Does granting justice to others mean we have to sacrifice our liberty?

Like most public elementary school kids, I grew up saying the Pledge of Allegiance before the start of class every day. But to be honest, I always dreaded it. It was something extra we had to do. A box we had to check.

No one understood the true meaning of the words. As an eight-year-old, no one taught me what justice or liberty were. It wasn't until years later that I finally understood the true meaning of the words I said in a classroom so long ago.

I pledge allegiance to the flag of the United States of America…

To what are we pledging our allegiance, our loyalty to? The United States of America, sure. But what does that entail? Not many know. Does it mean to vote? Does it mean to fight in the military? Everyone has a different answer to that question. For me, the answer is to fight for the rights of migrants and other immigrants.

And to the republic for which it stands…

What exactly is our nation standing for? What are its values? Its beliefs? Does it involve treating those less fortunate than us with compassion? Or is it everybody for themselves?

One nation under God, indivisible…

Indivisible. United. Are we united? As a country are we united? On April 30, 2018, President Trump tweeted in response to a group of 1,200 migrants that traveled from Central America to seek a better life for their children.
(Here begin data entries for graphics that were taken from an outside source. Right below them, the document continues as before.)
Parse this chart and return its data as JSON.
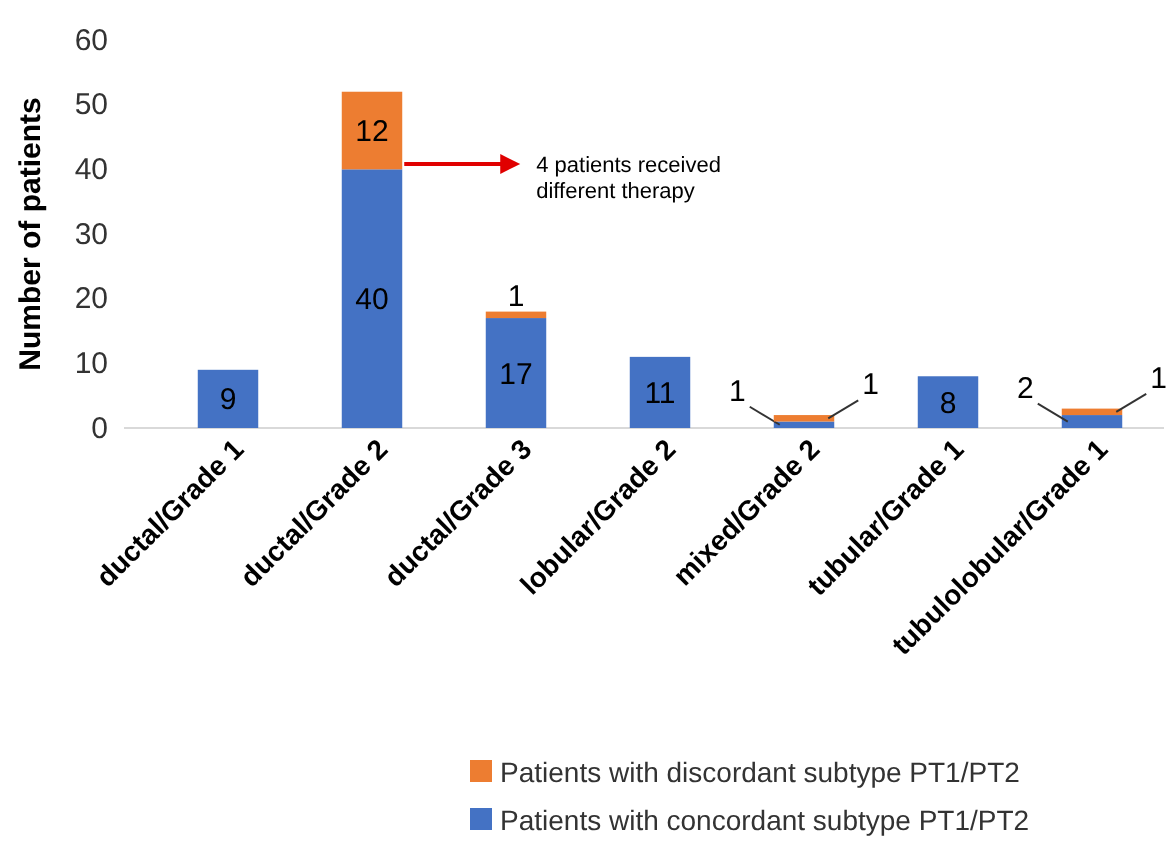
{
  "chart_data": {
    "type": "bar",
    "ylabel": "Number of patients",
    "stacked": true,
    "legend": "bottom",
    "categories": [
      "ductal/Grade 1",
      "ductal/Grade 2",
      "ductal/Grade 3",
      "lobular/Grade 2",
      "mixed/Grade 2",
      "tubular/Grade 1",
      "tubulolobular/Grade 1"
    ],
    "series": [
      {
        "name": "Patients with concordant subtype PT1/PT2",
        "color": "#4472c4",
        "values": [
          9,
          40,
          17,
          11,
          1,
          8,
          2
        ],
        "value_labels": [
          "9",
          "40",
          "17",
          "11",
          "1",
          "8",
          "2"
        ]
      },
      {
        "name": "Patients with discordant subtype PT1/PT2",
        "color": "#ed7d31",
        "values": [
          0,
          12,
          1,
          0,
          1,
          0,
          1
        ],
        "value_labels": [
          null,
          "12",
          "1",
          null,
          "1",
          null,
          "1"
        ]
      }
    ],
    "ylim": [
      0,
      60
    ],
    "yticks": [
      0,
      10,
      20,
      30,
      40,
      50,
      60
    ],
    "annotations": [
      "4 patients received different therapy"
    ]
  }
}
Only 200 of them, most of them children, desire asylum in the United States.

Asylum is a legal immigration process where those that have been victimized or fear being victimized in their home countries “based on their race, religion, nationality, political belief or membership in a particular group" can apply for a special type of visa to live in the United States.

According to his tweet, President Trump viewed the migrants as a prime example of how ineffective U.S. immigration laws are. On April 30, 2018, eight of the migrants were allowed to apply for asylum. This does not mean they will be granted citizenship. It simply means they are starting the process to legally enter U.S. borders.

With liberty and justice for all…

Many of the migrants want a better life for their kids. Many of them are fleeing their countries due to poverty and threats of violence from gang members. As a child, I never had to worry about sleeping on a cold, cement floor because my parents didn't make enough money. As a child, I never had to worry about my parents being threatened in the dead of night by a gang member, demanding something in exchange for my life. One thing is certain for these migrants: there is no going back.

Everyone deserves justice. It's easy to judge the situation from so many miles away. But I am not in their shoes. And neither are so many others. It's easy to dismiss what you can't see.

But what can I do? I have my own family, my own life to worry about. I have bills to pay just like everybody else. But what would you do if it was your kid? Your mother or father? Your friend who was treated without compassion when they entered another country?

Everyone deserves liberty. Does granting justice to others mean we have to sacrifice our liberty? Not necessarily. Not if we act. As corny as it sounds, not doing something is the worst thing to do. Vote. Write. Protest. Let your voice be heard. And one day, change may happen.